Peu lui importent ces juges et ces questionneurs qui ne comprennent rien. Ces gens veulent savoir où est le couteau de cuisine dont elle s'est servie, ils veulent son cabas et le linge de coton blanc qu'elle a soigneusement lavé après qu'il eût servi d'emballage. Ils veulent examiner les cendres du poêle, ils veulent qu'elle dise à cet homme-médecin, pourquoi elle a fait cela, alors qu'elle se tue à le dire depuis quarante-huit heures !
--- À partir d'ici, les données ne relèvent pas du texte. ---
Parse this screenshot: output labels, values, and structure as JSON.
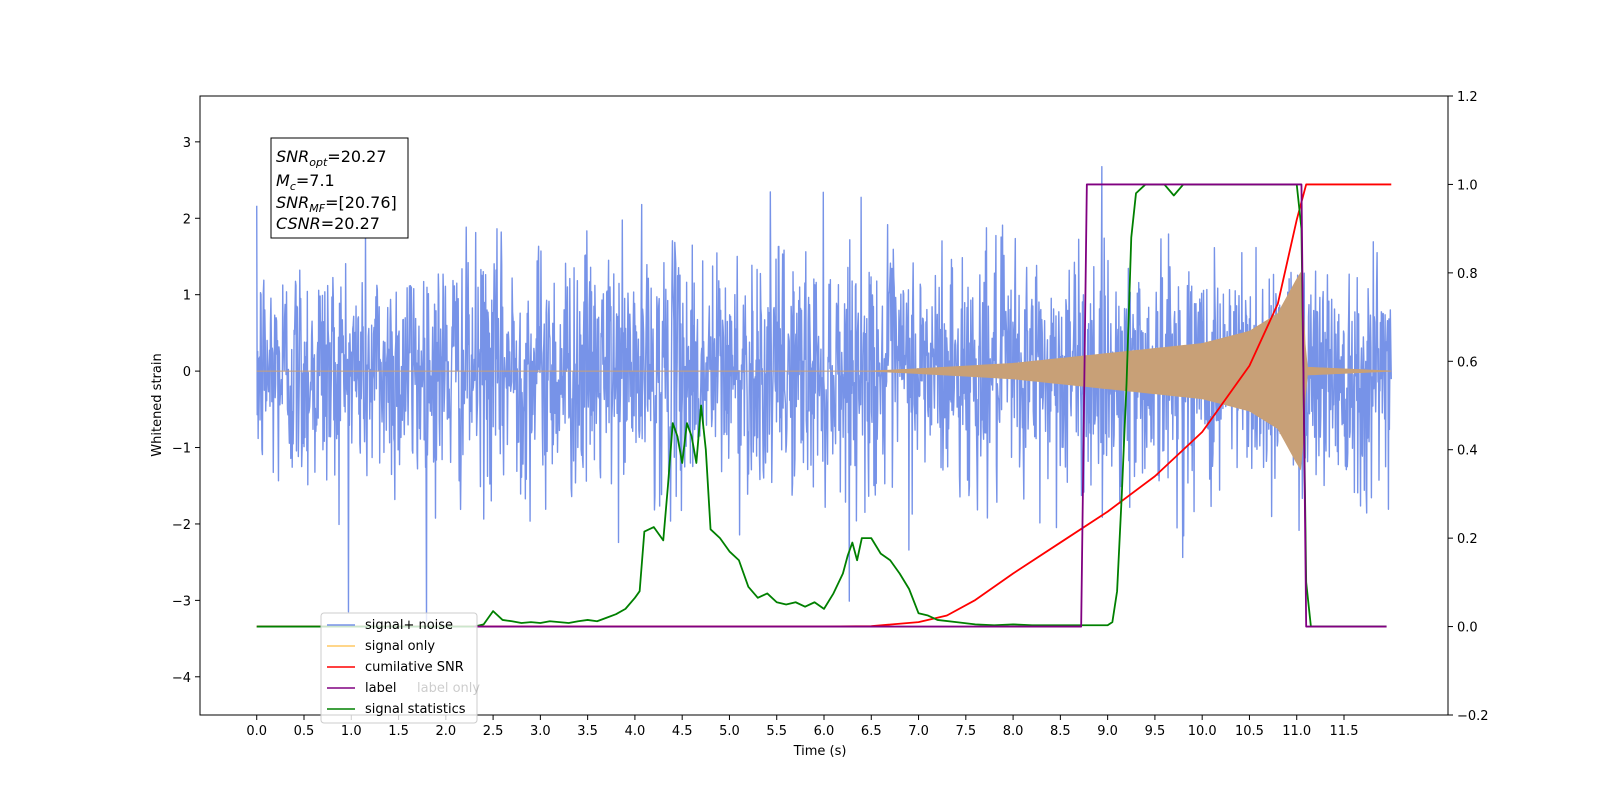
{
  "colors": {
    "signal_noise": "#7793e8",
    "signal_only": "#c8a077",
    "signal_only_legend": "#ffc864",
    "cumulative_snr": "#ff0000",
    "label": "#800080",
    "signal_statistics": "#008000"
  },
  "info_box": {
    "snr_opt_sym": "SNR",
    "snr_opt_sub": "opt",
    "snr_opt_val": "=20.27",
    "mc_sym": "M",
    "mc_sub": "c",
    "mc_val": "=7.1",
    "snr_mf_sym": "SNR",
    "snr_mf_sub": "MF",
    "snr_mf_val": "=[20.76]",
    "csnr_sym": "CSNR",
    "csnr_val": "=20.27"
  },
  "chart_data": {
    "type": "line",
    "title": "",
    "xlabel": "Time (s)",
    "ylabel": "Whitened strain",
    "xlim": [
      -0.6,
      12.6
    ],
    "ylim": [
      -4.5,
      3.6
    ],
    "y2lim": [
      -0.2,
      1.2
    ],
    "x_ticks": [
      0.0,
      0.5,
      1.0,
      1.5,
      2.0,
      2.5,
      3.0,
      3.5,
      4.0,
      4.5,
      5.0,
      5.5,
      6.0,
      6.5,
      7.0,
      7.5,
      8.0,
      8.5,
      9.0,
      9.5,
      10.0,
      10.5,
      11.0,
      11.5
    ],
    "x_tick_labels": [
      "0.0",
      "0.5",
      "1.0",
      "1.5",
      "2.0",
      "2.5",
      "3.0",
      "3.5",
      "4.0",
      "4.5",
      "5.0",
      "5.5",
      "6.0",
      "6.5",
      "7.0",
      "7.5",
      "8.0",
      "8.5",
      "9.0",
      "9.5",
      "10.0",
      "10.5",
      "11.0",
      "11.5"
    ],
    "y_ticks": [
      -4,
      -3,
      -2,
      -1,
      0,
      1,
      2,
      3
    ],
    "y_tick_labels": [
      "−4",
      "−3",
      "−2",
      "−1",
      "0",
      "1",
      "2",
      "3"
    ],
    "y2_ticks": [
      -0.2,
      0.0,
      0.2,
      0.4,
      0.6,
      0.8,
      1.0,
      1.2
    ],
    "y2_tick_labels": [
      "−0.2",
      "0.0",
      "0.2",
      "0.4",
      "0.6",
      "0.8",
      "1.0",
      "1.2"
    ],
    "legend_position": "lower-left",
    "series": [
      {
        "name": "signal+ noise",
        "axis": "left",
        "x_range": [
          0.0,
          12.0
        ],
        "noise_sigma": 0.78,
        "max_abs": 3.3,
        "samples": 2400
      },
      {
        "name": "signal only",
        "axis": "left",
        "x_range": [
          0.0,
          12.0
        ],
        "envelope": [
          [
            0.0,
            0.0
          ],
          [
            6.5,
            0.0
          ],
          [
            7.0,
            0.03
          ],
          [
            8.0,
            0.1
          ],
          [
            9.0,
            0.23
          ],
          [
            10.0,
            0.36
          ],
          [
            10.5,
            0.52
          ],
          [
            10.8,
            0.75
          ],
          [
            11.0,
            1.2
          ],
          [
            11.05,
            1.3
          ],
          [
            11.1,
            0.05
          ],
          [
            12.0,
            0.0
          ]
        ]
      },
      {
        "name": "cumilative SNR",
        "axis": "right",
        "x": [
          0.0,
          6.0,
          6.5,
          7.0,
          7.3,
          7.6,
          8.0,
          8.5,
          9.0,
          9.5,
          10.0,
          10.5,
          10.8,
          11.0,
          11.05,
          11.1,
          12.0
        ],
        "y": [
          0.0,
          0.0,
          0.001,
          0.01,
          0.025,
          0.06,
          0.12,
          0.19,
          0.26,
          0.34,
          0.44,
          0.59,
          0.73,
          0.92,
          0.96,
          1.0,
          1.0
        ]
      },
      {
        "name": "label",
        "axis": "right",
        "x": [
          2.3,
          8.72,
          8.78,
          11.05,
          11.1,
          11.95
        ],
        "y": [
          0.0,
          0.0,
          1.0,
          1.0,
          0.0,
          0.0
        ]
      },
      {
        "name": "label only",
        "axis": "right",
        "x": [],
        "y": []
      },
      {
        "name": "signal statistics",
        "axis": "right",
        "x": [
          0.0,
          2.3,
          2.4,
          2.5,
          2.6,
          2.7,
          2.8,
          2.9,
          3.0,
          3.1,
          3.2,
          3.3,
          3.4,
          3.5,
          3.6,
          3.7,
          3.8,
          3.9,
          4.0,
          4.05,
          4.1,
          4.2,
          4.3,
          4.35,
          4.4,
          4.45,
          4.5,
          4.55,
          4.6,
          4.65,
          4.7,
          4.75,
          4.8,
          4.9,
          5.0,
          5.1,
          5.2,
          5.3,
          5.4,
          5.5,
          5.6,
          5.7,
          5.8,
          5.9,
          6.0,
          6.1,
          6.2,
          6.25,
          6.3,
          6.35,
          6.4,
          6.5,
          6.6,
          6.7,
          6.8,
          6.9,
          7.0,
          7.1,
          7.2,
          7.4,
          7.6,
          7.8,
          8.0,
          8.2,
          8.4,
          8.6,
          8.8,
          9.0,
          9.05,
          9.1,
          9.15,
          9.2,
          9.25,
          9.3,
          9.4,
          9.5,
          9.6,
          9.7,
          9.8,
          9.9,
          10.0,
          10.5,
          11.0,
          11.05,
          11.1,
          11.15,
          11.2,
          11.95
        ],
        "y": [
          0.0,
          0.0,
          0.005,
          0.035,
          0.015,
          0.012,
          0.008,
          0.01,
          0.008,
          0.012,
          0.01,
          0.008,
          0.012,
          0.015,
          0.012,
          0.02,
          0.028,
          0.04,
          0.065,
          0.08,
          0.215,
          0.225,
          0.195,
          0.32,
          0.46,
          0.43,
          0.37,
          0.46,
          0.43,
          0.37,
          0.5,
          0.4,
          0.22,
          0.2,
          0.17,
          0.15,
          0.09,
          0.065,
          0.075,
          0.055,
          0.05,
          0.055,
          0.045,
          0.055,
          0.04,
          0.075,
          0.12,
          0.16,
          0.19,
          0.15,
          0.2,
          0.2,
          0.165,
          0.15,
          0.12,
          0.085,
          0.03,
          0.025,
          0.015,
          0.01,
          0.005,
          0.003,
          0.005,
          0.003,
          0.003,
          0.003,
          0.003,
          0.003,
          0.01,
          0.08,
          0.3,
          0.55,
          0.88,
          0.98,
          1.0,
          1.0,
          1.0,
          0.975,
          1.0,
          1.0,
          1.0,
          1.0,
          1.0,
          0.9,
          0.1,
          0.0,
          0.0,
          0.0
        ]
      }
    ]
  }
}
— Seul remède pour Michael...
Ils ne la croient pas. Peut-être ont-ils tort ? En tout cas, grand-mère Dinù le pense et, le douze septembre mil neuf cent trente-sept, sept jours entiers après son équipée macabre, elle lance au juge avec un large sourire édenté :
— Michael guéri !
L'arrière-petit-fils, le dernier des Gheorghi est, en effet, sauvé. La maladie a cédé le pas, après deux jours entre la vie et la mort, et alors même que le médecin baissait les bras... Michael s'est endormi tranquillement, les tempes fraîches, son petit visage enfin détendu. Et personne n'a réussi à faire admettre à grand-mère Dinù qu'elle n'était pour rien dans ce miracle.